Check the soil and watch your plants for signs of wilting to determine the best watering routine for your alliums. Alliums grown in pots or containers require more frequent watering as the soil in containers dries out quickly in the summer sun. Water them until water runs freely through the bottom of the pot and allow the soil to dry before you water them again.
Soil & Fertilizing
Alliums are not fussy about their soil and will grow in average to poor soil as long as it drains well but perform best is soil high in organic matter. Prepare the soil for your alliums by turning it to a depth of 8 to 12 inches. Add a 2- to 3-inch layer of organic matter, such as peat moss or compost, and work it into the soil. Peat moss is a good choice as alliums prefer slightly acidic soil with a pH between 5.5 and 6.5. Peat moss helps lower the pH of soil.
Alliums do not require excessive fertilizer. An application of bone meal or bulb fertilizer when they are planted in the fall and a light application of all-purpose fertilizer in the spring will get them off to a good start. Follow with fertilizer in mid-summer and again in the fall.
Deadheading and Pruning
The spent flower heads on alliums can be removed once they fade, but it is not necessary. Some enjoy the appearance of the seed head and allow it to remain. Otherwise, remove the faded flower from the plant by cutting the stem back to the ground level.
Alliums are perennials grown from underground bulbs. Because they bloom in early spring and summer the bulbs should be planted in the fall once the soil temperature is 60 degrees or below. This gives the bulbs time to form a strong root system before the soil freezes for the winter.
- Choose a location that receives at least 6 hours of direct sunlight a day.
- Turn the soil to a depth of 8 to 12 inches. Remove sticks, rocks or other debris.
- Add a 2- to- 3-inch layer of peat moss or compost and work it into the soil.
- Sprinkle 1 teaspoon of bone meal per bulb over the soil and work it in.
- Dig a hole three times as deep as the size of the bulb and position the bulb in the bottom of the hole. Large bulbs may need to be planted to a depth of 8 inches, while small bulbs can be planted to a depth of 2 to 4 inches.
- Space the bulbs 4 to 8 inches apart depending on the size of the bulb and the mature allium.
- Plant the bulbs in odd numbered clusters for the most dramatic effect. Groups of three, five or seven work well.
- Cover the bulbs with soil and firm it down with your hands to remove air pockets.
- Water the bulbs thoroughly to saturate the soil to the depth of the bulb.
- Water the bulbs again when the soil dries and keep the area slightly moist until the ground freezes.
Companion Plants for Alliums
Allium flowers can create a big statement in the garden but their long, slender stems that hold the flower aloft can look stark if they are planted alone. Their leaves can also turn yellow before blooming is done, leaving the garden looking in disrepair. Planting other perennials with attractive blooms and foliage to hide the stems creates a sensation in the garden. Try these perennials as companions to your alliums.

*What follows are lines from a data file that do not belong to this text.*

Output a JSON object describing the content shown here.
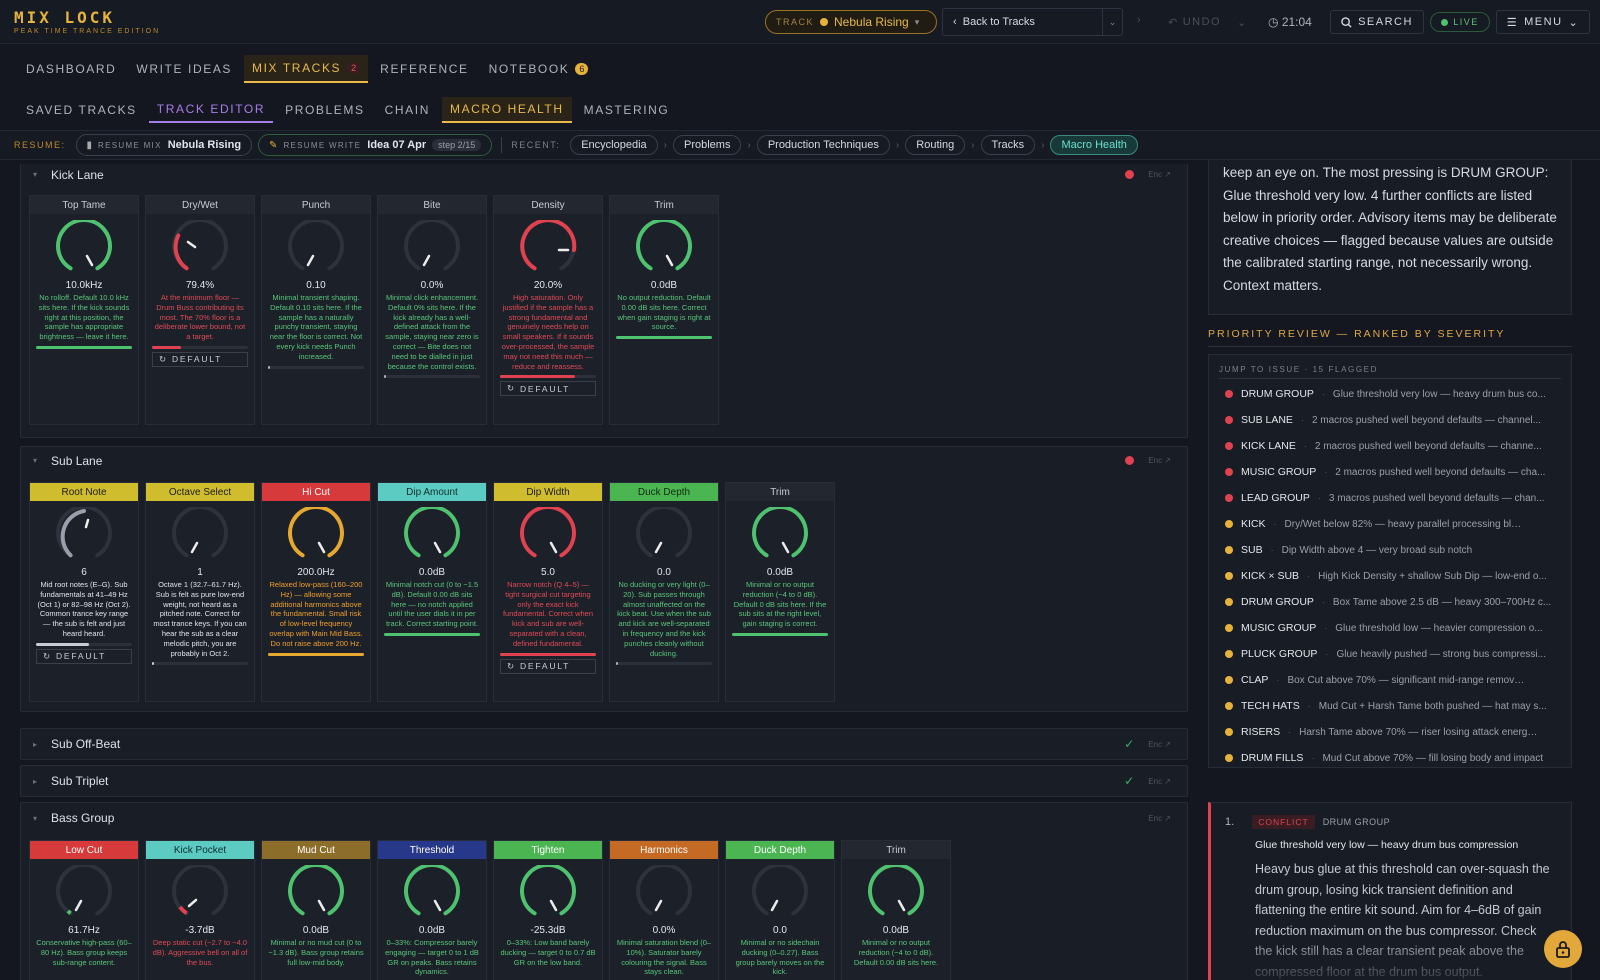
{
  "header": {
    "logo": "MIX LOCK",
    "tagline": "PEAK TIME TRANCE EDITION",
    "track_label": "TRACK",
    "track_name": "Nebula Rising",
    "back_label": "Back to Tracks",
    "undo_label": "UNDO",
    "clock": "21:04",
    "search_label": "SEARCH",
    "live_label": "LIVE",
    "menu_label": "MENU"
  },
  "nav_main": [
    {
      "label": "DASHBOARD"
    },
    {
      "label": "WRITE IDEAS"
    },
    {
      "label": "MIX TRACKS",
      "badge": "2"
    },
    {
      "label": "REFERENCE"
    },
    {
      "label": "NOTEBOOK",
      "badge": "6"
    }
  ],
  "nav_sub": [
    {
      "label": "SAVED TRACKS"
    },
    {
      "label": "TRACK EDITOR"
    },
    {
      "label": "PROBLEMS"
    },
    {
      "label": "CHAIN"
    },
    {
      "label": "MACRO HEALTH"
    },
    {
      "label": "MASTERING"
    }
  ],
  "resume": {
    "label": "RESUME:",
    "mix_small": "RESUME MIX",
    "mix_name": "Nebula Rising",
    "write_small": "RESUME WRITE",
    "write_name": "Idea 07 Apr",
    "write_step": "step 2/15",
    "recent_label": "RECENT:",
    "recent": [
      "Encyclopedia",
      "Problems",
      "Production Techniques",
      "Routing",
      "Tracks",
      "Macro Health"
    ]
  },
  "enc": "Enc ↗",
  "default_label": "DEFAULT",
  "lanes": [
    {
      "name": "Kick Lane",
      "macros": [
        {
          "label": "Top Tame",
          "value": "10.0kHz",
          "desc": "No rolloff. Default 10.0 kHz sits here. If the kick sounds right at this position, the sample has appropriate brightness — leave it here."
        },
        {
          "label": "Dry/Wet",
          "value": "79.4%",
          "desc": "At the minimum floor — Drum Buss contributing its most. The 70% floor is a deliberate lower bound, not a target."
        },
        {
          "label": "Punch",
          "value": "0.10",
          "desc": "Minimal transient shaping. Default 0.10 sits here. If the sample has a naturally punchy transient, staying near the floor is correct. Not every kick needs Punch increased."
        },
        {
          "label": "Bite",
          "value": "0.0%",
          "desc": "Minimal click enhancement. Default 0% sits here. If the kick already has a well-defined attack from the sample, staying near zero is correct — Bite does not need to be dialled in just because the control exists."
        },
        {
          "label": "Density",
          "value": "20.0%",
          "desc": "High saturation. Only justified if the sample has a strong fundamental and genuinely needs help on small speakers. If it sounds over-processed, the sample may not need this much — reduce and reassess."
        },
        {
          "label": "Trim",
          "value": "0.0dB",
          "desc": "No output reduction. Default 0.00 dB sits here. Correct when gain staging is right at source."
        }
      ]
    },
    {
      "name": "Sub Lane",
      "macros": [
        {
          "label": "Root Note",
          "value": "6",
          "desc": "Mid root notes (E–G). Sub fundamentals at 41–49 Hz (Oct 1) or 82–98 Hz (Oct 2). Common trance key range — the sub is felt and just heard heard."
        },
        {
          "label": "Octave Select",
          "value": "1",
          "desc": "Octave 1 (32.7–61.7 Hz). Sub is felt as pure low-end weight, not heard as a pitched note. Correct for most trance keys. If you can hear the sub as a clear melodic pitch, you are probably in Oct 2."
        },
        {
          "label": "Hi Cut",
          "value": "200.0Hz",
          "desc": "Relaxed low-pass (160–200 Hz) — allowing some additional harmonics above the fundamental. Small risk of low-level frequency overlap with Main Mid Bass. Do not raise above 200 Hz."
        },
        {
          "label": "Dip Amount",
          "value": "0.0dB",
          "desc": "Minimal notch cut (0 to −1.5 dB). Default 0.00 dB sits here — no notch applied until the user dials it in per track. Correct starting point."
        },
        {
          "label": "Dip Width",
          "value": "5.0",
          "desc": "Narrow notch (Q 4–5) — tight surgical cut targeting only the exact kick fundamental. Correct when kick and sub are well-separated with a clean, defined fundamental."
        },
        {
          "label": "Duck Depth",
          "value": "0.0",
          "desc": "No ducking or very light (0–20). Sub passes through almost unaffected on the kick beat. Use when the sub and kick are well-separated in frequency and the kick punches cleanly without ducking."
        },
        {
          "label": "Trim",
          "value": "0.0dB",
          "desc": "Minimal or no output reduction (−4 to 0 dB). Default 0 dB sits here. If the sub sits at the right level, gain staging is correct."
        }
      ]
    },
    {
      "name": "Sub Off-Beat"
    },
    {
      "name": "Sub Triplet"
    },
    {
      "name": "Bass Group",
      "macros": [
        {
          "label": "Low Cut",
          "value": "61.7Hz",
          "desc": "Conservative high-pass (60–80 Hz). Bass group keeps sub-range content."
        },
        {
          "label": "Kick Pocket",
          "value": "-3.7dB",
          "desc": "Deep static cut (−2.7 to −4.0 dB). Aggressive bell on all of the bus."
        },
        {
          "label": "Mud Cut",
          "value": "0.0dB",
          "desc": "Minimal or no mud cut (0 to −1.3 dB). Bass group retains full low-mid body."
        },
        {
          "label": "Threshold",
          "value": "0.0dB",
          "desc": "0–33%: Compressor barely engaging — target 0 to 1 dB GR on peaks. Bass retains dynamics."
        },
        {
          "label": "Tighten",
          "value": "-25.3dB",
          "desc": "0–33%: Low band barely ducking — target 0 to 0.7 dB GR on the low band."
        },
        {
          "label": "Harmonics",
          "value": "0.0%",
          "desc": "Minimal saturation blend (0–10%). Saturator barely colouring the signal. Bass stays clean."
        },
        {
          "label": "Duck Depth",
          "value": "0.0",
          "desc": "Minimal or no sidechain ducking (0–0.27). Bass group barely moves on the kick."
        },
        {
          "label": "Trim",
          "value": "0.0dB",
          "desc": "Minimal or no output reduction (−4 to 0 dB). Default 0.00 dB sits here."
        }
      ]
    }
  ],
  "right": {
    "intro": "keep an eye on. The most pressing is DRUM GROUP: Glue threshold very low. 4 further conflicts are listed below in priority order. Advisory items may be deliberate creative choices — flagged because values are outside the calibrated starting range, not necessarily wrong. Context matters.",
    "priority_heading": "PRIORITY REVIEW — RANKED BY SEVERITY",
    "jump_label": "JUMP TO ISSUE · 15 FLAGGED",
    "items": [
      {
        "name": "DRUM GROUP",
        "desc": "Glue threshold very low — heavy drum bus co...",
        "sev": "red"
      },
      {
        "name": "SUB LANE",
        "desc": "2 macros pushed well beyond defaults — channel...",
        "sev": "red"
      },
      {
        "name": "KICK LANE",
        "desc": "2 macros pushed well beyond defaults — channe...",
        "sev": "red"
      },
      {
        "name": "MUSIC GROUP",
        "desc": "2 macros pushed well beyond defaults — cha...",
        "sev": "red"
      },
      {
        "name": "LEAD GROUP",
        "desc": "3 macros pushed well beyond defaults — chan...",
        "sev": "red"
      },
      {
        "name": "KICK",
        "desc": "Dry/Wet below 82% — heavy parallel processing blend",
        "sev": "yellow"
      },
      {
        "name": "SUB",
        "desc": "Dip Width above 4 — very broad sub notch",
        "sev": "yellow"
      },
      {
        "name": "KICK × SUB",
        "desc": "High Kick Density + shallow Sub Dip — low-end o...",
        "sev": "yellow"
      },
      {
        "name": "DRUM GROUP",
        "desc": "Box Tame above 2.5 dB — heavy 300–700Hz c...",
        "sev": "yellow"
      },
      {
        "name": "MUSIC GROUP",
        "desc": "Glue threshold low — heavier compression o...",
        "sev": "yellow"
      },
      {
        "name": "PLUCK GROUP",
        "desc": "Glue heavily pushed — strong bus compressi...",
        "sev": "yellow"
      },
      {
        "name": "CLAP",
        "desc": "Box Cut above 70% — significant mid-range removed f...",
        "sev": "yellow"
      },
      {
        "name": "TECH HATS",
        "desc": "Mud Cut + Harsh Tame both pushed — hat may s...",
        "sev": "yellow"
      },
      {
        "name": "RISERS",
        "desc": "Harsh Tame above 70% — riser losing attack energy ...",
        "sev": "yellow"
      },
      {
        "name": "DRUM FILLS",
        "desc": "Mud Cut above 70% — fill losing body and impact",
        "sev": "yellow"
      }
    ],
    "issue": {
      "num": "1.",
      "tag": "CONFLICT",
      "group": "DRUM GROUP",
      "title": "Glue threshold very low — heavy drum bus compression",
      "body": "Heavy bus glue at this threshold can over-squash the drum group, losing kick transient definition and flattening the entire kit sound. Aim for 4–6dB of gain reduction maximum on the bus compressor. Check the kick still has a clear transient peak above the compressed floor at the drum bus output."
    }
  },
  "colors": {
    "gold": "#e9b94a",
    "red": "#e0424f",
    "yellow": "#e6b23a",
    "green": "#4ec26e",
    "teal": "#6ce0d2",
    "purple": "#a77de8"
  }
}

Consider both the height and color of your alliums when choosing companion plants and look for plants that provide contrast. For example, deep purple globes of alliums amidst bright orange or yellow poppies with their papery appearance makes a bold garden statement.
Alliums also make delightful cut flowers. Add small allium blooms to vases of wildflowers or let giant alliums steal the show on their own.